IP address blocking

[Warren Block]

We're looking at converting our existing forums, but have an extensive IP address blocking system using PF tables. Are there any existing methods to automate uploading lists of IP addresses and ranges non-interactively? Like with scp, for example?

 

[Mike]

There is nothing built-in that allows IP blocks to be managed non-interactively.

 

[Robust]

I might be misunderstanding what you're saying, but it sounds like this is something to be done server side.

 

[Walter]

Way better to block the IPs directly at the firewall than in the forum, this way it uses less ressources.

 

[TPerry]

Way better to block the IPs directly at the firewall than in the forum, this way it uses less ressources.

Depends on how extensive the IP list is. If it's fairly extensive it would probably benefit from using ipset instead of listing them in the iptables (if using a software firewall on the box - hardware firewall would be another matter).

 

[Warren Block]

Thanks for all the responses!

For our usage in a FreeBSD jail, firewall access will not be available. Another method that sounds like it will work is setting up our own private DNSBL. Given the amount of traffic, the overhead is not likely to be a problem. But something that requires less setup would be nice. Maybe a cron job could clear and reimport the IP address table in the database, if there is a plain table for that.

 

[WoodiE]

If your server uses Apache you could use htaccess to block IP's too.

 

[Warren Block]

We don't know yet whether the provided web server will be Apache, but that might be a reason to request it. Will check, thanks!

 

[Dan Hawkins]

You can get add-on's to prevent IP Address's (registering and accessing the form) I.E.
https://xenforo.com/community/resources/*******-block-registrations-from-same-ip.1384/
https://xenforo.com/community/resou...or-spam-bot-scrapers.3305/update?update=1059/

But I would advise doing this on the server rather than using extra queries/scripts to get XenForo to do it.

 

[Ridemonkey]

Way better to block the IPs directly at the firewall than in the forum, this way it uses less ressources.

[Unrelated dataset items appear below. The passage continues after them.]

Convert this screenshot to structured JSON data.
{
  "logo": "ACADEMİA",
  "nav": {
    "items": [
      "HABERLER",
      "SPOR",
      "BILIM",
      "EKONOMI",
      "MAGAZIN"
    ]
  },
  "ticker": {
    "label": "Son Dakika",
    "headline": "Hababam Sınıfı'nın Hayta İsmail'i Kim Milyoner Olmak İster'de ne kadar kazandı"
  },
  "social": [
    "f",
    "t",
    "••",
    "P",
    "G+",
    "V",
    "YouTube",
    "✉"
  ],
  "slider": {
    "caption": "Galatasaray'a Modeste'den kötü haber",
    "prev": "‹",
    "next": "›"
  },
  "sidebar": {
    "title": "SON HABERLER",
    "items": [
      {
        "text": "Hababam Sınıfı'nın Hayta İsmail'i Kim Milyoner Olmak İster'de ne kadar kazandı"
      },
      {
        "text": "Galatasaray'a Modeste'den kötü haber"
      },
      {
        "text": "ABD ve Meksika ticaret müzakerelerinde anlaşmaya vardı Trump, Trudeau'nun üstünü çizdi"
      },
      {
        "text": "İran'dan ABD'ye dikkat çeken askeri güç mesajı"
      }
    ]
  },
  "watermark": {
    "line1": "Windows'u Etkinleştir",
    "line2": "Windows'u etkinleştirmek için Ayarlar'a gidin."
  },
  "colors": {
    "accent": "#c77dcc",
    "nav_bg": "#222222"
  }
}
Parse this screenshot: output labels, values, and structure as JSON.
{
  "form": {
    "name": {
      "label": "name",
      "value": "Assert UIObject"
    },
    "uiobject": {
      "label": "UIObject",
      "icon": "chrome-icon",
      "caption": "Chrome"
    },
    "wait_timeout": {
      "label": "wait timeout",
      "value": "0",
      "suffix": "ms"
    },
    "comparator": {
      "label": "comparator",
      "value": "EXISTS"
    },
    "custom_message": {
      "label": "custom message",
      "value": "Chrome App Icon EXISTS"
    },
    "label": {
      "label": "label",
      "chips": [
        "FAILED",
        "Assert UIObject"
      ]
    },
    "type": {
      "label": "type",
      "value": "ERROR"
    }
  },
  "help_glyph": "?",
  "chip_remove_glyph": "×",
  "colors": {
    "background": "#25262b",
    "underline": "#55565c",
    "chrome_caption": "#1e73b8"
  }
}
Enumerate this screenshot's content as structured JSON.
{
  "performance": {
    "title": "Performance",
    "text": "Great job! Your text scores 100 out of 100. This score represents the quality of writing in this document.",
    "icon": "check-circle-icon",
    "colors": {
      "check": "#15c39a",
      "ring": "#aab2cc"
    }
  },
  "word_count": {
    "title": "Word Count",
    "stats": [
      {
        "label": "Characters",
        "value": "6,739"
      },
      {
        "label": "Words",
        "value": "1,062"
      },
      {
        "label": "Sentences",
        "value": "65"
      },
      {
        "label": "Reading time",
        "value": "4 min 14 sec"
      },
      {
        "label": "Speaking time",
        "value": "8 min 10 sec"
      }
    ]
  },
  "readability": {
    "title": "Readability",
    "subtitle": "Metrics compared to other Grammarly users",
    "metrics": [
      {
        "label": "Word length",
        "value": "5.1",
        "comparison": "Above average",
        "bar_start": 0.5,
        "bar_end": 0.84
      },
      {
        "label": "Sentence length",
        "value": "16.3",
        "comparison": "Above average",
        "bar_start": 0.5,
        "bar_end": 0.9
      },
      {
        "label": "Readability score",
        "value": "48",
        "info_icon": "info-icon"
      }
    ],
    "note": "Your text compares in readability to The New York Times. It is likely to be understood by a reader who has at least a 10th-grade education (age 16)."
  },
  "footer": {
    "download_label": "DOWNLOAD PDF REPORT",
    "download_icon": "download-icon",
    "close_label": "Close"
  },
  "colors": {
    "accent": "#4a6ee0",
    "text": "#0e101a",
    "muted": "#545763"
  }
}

Sure, in theory that's definitely true.

In practice, it needs to be weighed against the impact that the blocked IPs are having on the server. If they're being forwarded to a zero-query, lightweight page, that's often enough relief for the server that it's not worth the additional overhead of manually managing IP block lists.

Two add-ons, FoolBotHoneyPot and DeDos (both by the same author) are currently managing this for us - the former for bots attempting to register, and the latter for content scrapers - and the advantage is that it exposes the management of the modules right into the XF interface, meaning it can be managed easily at the front end by myself or anyone I grant access to. I could manage it in IP tables but not as conveniently.

Of course, if the IP ranges you're trying to block are causing massive problems, or if your server is constantly running low on resources, there are absolutely advantages to cutting it off in the firewall. Just mentioning that there are trade-offs.

 

[Robust]

Depends on how extensive the IP list is. If it's fairly extensive it would probably benefit from using ipset instead of listing them in the iptables (if using a software firewall on the box - hardware firewall would be another matter).

Or at the software end. I do this on nginx quite easily and in an organised manner.

include inc/ipblock;

ipblock:
include blocks/country1
include ....

Relatively easy, it's completely tidy too.